A Quick Thought About Mesos-DNS

A colleague recently pointed me to the recent Mesosphere announcement of Mesos-DNS, a DNS-based service discovery mechanism for Apache Mesos clusters. A comment made in the announcement got me thinking, and I wanted to briefly share my thoughts.

The comment that got me thinking was this:

Mesos-DNS is simple and stateless. Unlike Consul and SkyDNS, it does not require consensus mechanisms, persistent storage, or a replicated log.

If you’ve been following along here on my site, you know that I’ve written about Consul before (see here), and I have more Consul content planned. I’m reasonably familiar with Consul’s architecture and requirements. Likewise, although I haven’t specifically written about SkyDNS, it’s based on etcd, which I have talked about (see here). The Mesos-DNS article seems to imply that Mesos-DNS is somehow less complex than either of these two solutions because it doesn’t require consensus mechanisms, persistent storage, or a replicated log.

However, in my mind that’s a misleading statement. Yes, Consul does require a consensus mechanism (it uses Raft, like etcd). SkyDNS (as I understand it, at least) simply leverages etcd, so technically SkyDNS itself doesn’t require a consensus mechanism. And the assertion that SkyDNS itself doesn’t require a consensus mechanism is no different than the assertion that Mesos-DNS itself doesn’t require one either—both of them rely on something else that provides this functionality. In the case of SkyDNS, it’s etcd; in the case of Mesos-DNS, it’s Mesos, which does require a consensus mechanism. Therefore, to say that Mesos-DNS doesn’t require a consensus mechanism (when in fact it relies on one in Mesos) while SkyDNS does (when in fact that functionality is provided by etcd) is misleading. You can either say that neither Mesos-DNS nor SkyDNS require a consensus mechanism (because it is provided by a different component), or you can say that both Mesos-DNS and SkyDNS require a consensus mechanism because both of them rely on another component that incorporates consensus functionality.

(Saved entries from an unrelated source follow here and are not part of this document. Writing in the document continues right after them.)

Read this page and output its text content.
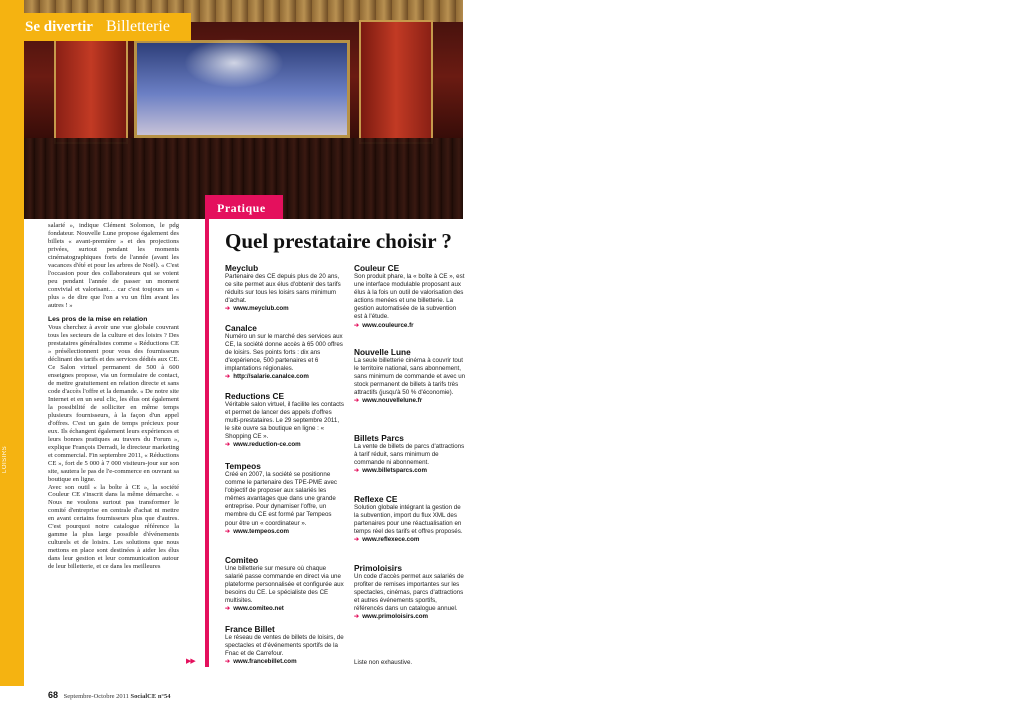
LOISIRS
Se divertir Billetterie

salarié », indique Clément Solomon, le pdg fondateur. Nouvelle Lune propose également des billets « avant-première » et des projections privées, surtout pendant les moments cinématographiques forts de l'année (avant les vacances d'été et pour les arbres de Noël). « C'est l'occasion pour des collaborateurs qui se voient peu pendant l'année de passer un moment convivial et valorisant… car c'est toujours un « plus » de dire que l'on a vu un film avant les autres ! »

Les pros de la mise en relation

Vous cherchez à avoir une vue globale couvrant tous les secteurs de la culture et des loisirs ? Des prestataires généralistes comme « Réductions CE » présélectionnent pour vous des fournisseurs déclinant des tarifs et des services dédiés aux CE. Ce Salon virtuel permanent de 500 à 600 enseignes propose, via un formulaire de contact, de mettre gratuitement en relation directe et sans code d'accès l'offre et la demande. « De notre site Internet et en un seul clic, les élus ont également la possibilité de solliciter en même temps plusieurs fournisseurs, à la façon d'un appel d'offres. C'est un gain de temps précieux pour eux. Ils échangent également leurs expériences et leurs bonnes pratiques au travers du Forum », explique François Derradi, le directeur marketing et commercial. Fin septembre 2011, « Réductions CE », fort de 5 000 à 7 000 visiteurs-jour sur son site, sautera le pas de l'e-commerce en ouvrant sa boutique en ligne.

Avec son outil « la boîte à CE », la société Couleur CE s'inscrit dans la même démarche. « Nous ne voulons surtout pas transformer le comité d'entreprise en centrale d'achat ni mettre en avant certains fournisseurs plus que d'autres. C'est pourquoi notre catalogue référence la gamme la plus large possible d'événements culturels et de loisirs. Les solutions que nous mettons en place sont destinées à aider les élus dans leur gestion et leur communication autour de leur billetterie, et ce dans les meilleures

▶▶
Pratique
Quel prestataire choisir ?
Meyclub
Partenaire des CE depuis plus de 20 ans, ce site permet aux élus d'obtenir des tarifs réduits sur tous les loisirs sans minimum d'achat.
➔ www.meyclub.com
Canalce
Numéro un sur le marché des services aux CE, la société donne accès à 65 000 offres de loisirs. Ses points forts : dix ans d'expérience, 500 partenaires et 6 implantations régionales.
➔ http://salarie.canalce.com
Reductions CE
Véritable salon virtuel, il facilite les contacts et permet de lancer des appels d'offres multi-prestataires. Le 29 septembre 2011, le site ouvre sa boutique en ligne : « Shopping CE ».
➔ www.reduction-ce.com
Tempeos
Créé en 2007, la société se positionne comme le partenaire des TPE-PME avec l'objectif de proposer aux salariés les mêmes avantages que dans une grande entreprise. Pour dynamiser l'offre, un membre du CE est formé par Tempeos pour être un « coordinateur ».
➔ www.tempeos.com
Comiteo
Une billetterie sur mesure où chaque salarié passe commande en direct via une plateforme personnalisée et configurée aux besoins du CE. Le spécialiste des CE multisites.
➔ www.comiteo.net
France Billet
Le réseau de ventes de billets de loisirs, de spectacles et d'événements sportifs de la Fnac et de Carrefour.
➔ www.francebillet.com
Couleur CE
Son produit phare, la « boîte à CE », est une interface modulable proposant aux élus à la fois un outil de valorisation des actions menées et une billetterie. La gestion automatisée de la subvention est à l'étude.
➔ www.couleurce.fr
Nouvelle Lune
La seule billetterie cinéma à couvrir tout le territoire national, sans abonnement, sans minimum de commande et avec un stock permanent de billets à tarifs très attractifs (jusqu'à 50 % d'économie).
➔ www.nouvellelune.fr
Billets Parcs
La vente de billets de parcs d'attractions à tarif réduit, sans minimum de commande ni abonnement.
➔ www.billetsparcs.com
Reflexe CE
Solution globale intégrant la gestion de la subvention, import du flux XML des partenaires pour une réactualisation en temps réel des tarifs et offres proposés.
➔ www.reflexece.com
Primoloisirs
Un code d'accès permet aux salariés de profiter de remises importantes sur les spectacles, cinémas, parcs d'attractions et autres événements sportifs, référencés dans un catalogue annuel.
➔ www.primoloisirs.com
Liste non exhaustive.
68 Septembre-Octobre 2011 SocialCE n°54
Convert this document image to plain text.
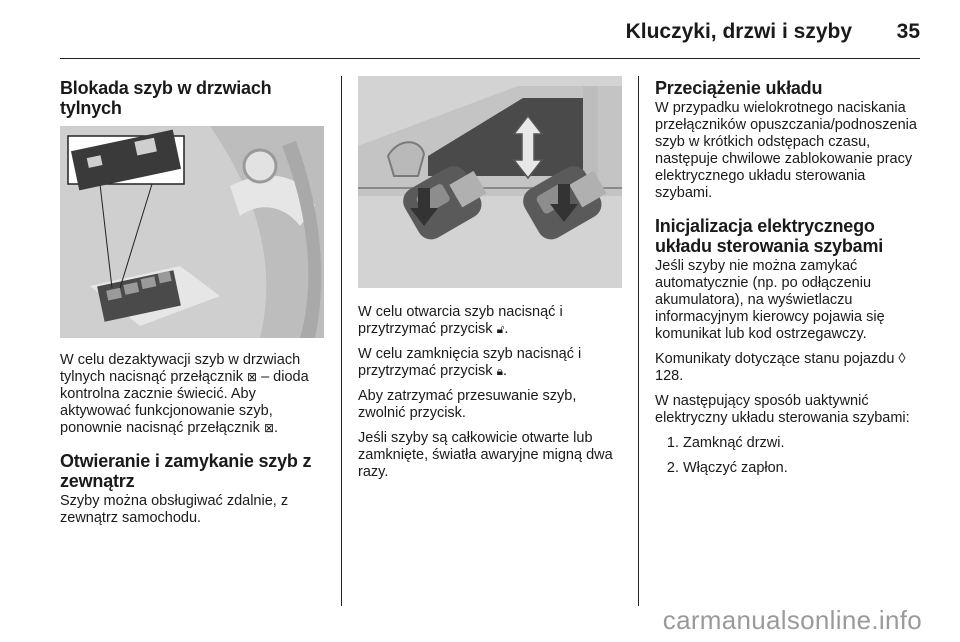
Kluczyki, drzwi i szyby 35
Blokada szyb w drzwiach tylnych

W celu dezaktywacji szyb w drzwiach tylnych nacisnąć przełącznik ⊠ – dioda kontrolna zacznie świecić. Aby aktywować funkcjonowanie szyb, ponownie nacisnąć przełącznik ⊠.

Otwieranie i zamykanie szyb z zewnątrz

Szyby można obsługiwać zdalnie, z zewnątrz samochodu.

W celu otwarcia szyb nacisnąć i przytrzymać przycisk 🔓︎.

W celu zamknięcia szyb nacisnąć i przytrzymać przycisk 🔒︎.

Aby zatrzymać przesuwanie szyb, zwolnić przycisk.

Jeśli szyby są całkowicie otwarte lub zamknięte, światła awaryjne migną dwa razy.

Przeciążenie układu

W przypadku wielokrotnego naciskania przełączników opuszczania/podnoszenia szyb w krótkich odstępach czasu, następuje chwilowe zablokowanie pracy elektrycznego układu sterowania szybami.

Inicjalizacja elektrycznego układu sterowania szybami

Jeśli szyby nie można zamykać automatycznie (np. po odłączeniu akumulatora), na wyświetlaczu informacyjnym kierowcy pojawia się komunikat lub kod ostrzegawczy.

Komunikaty dotyczące stanu pojazdu ◊ 128.

W następujący sposób uaktywnić elektryczny układu sterowania szybami:

1. Zamknąć drzwi.
2. Włączyć zapłon.
carmanualsonline.info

Now, this statement is fair when discussing Consul, which does incorporate its own consensus and clustering technologies. Of course, the key difference between Mesos-DNS and Consul is that Mesos-DNS is purpose-built for Mesos environments, whereas Consul could work with any kind of environment. Therefore, Consul had to build in its own consensus/clustering functionality, while Mesos-DNS knew it could rely on the underlying functionality found in Mesos.

I know this doesn’t seem like a very big deal, but I felt like it needed to be mentioned. There is a saying that goes something like this:

“We judge others by their behavior. We judge ourselves by our intentions.”

(The earliest known attribution for this quote is 1917, by Montague Jocelyn King-Harmon in “British Boys: Their Training and Prospects.”)

I think a variation of this saying is applicable here: you can’t chide other products for their external dependencies while overlooking your own.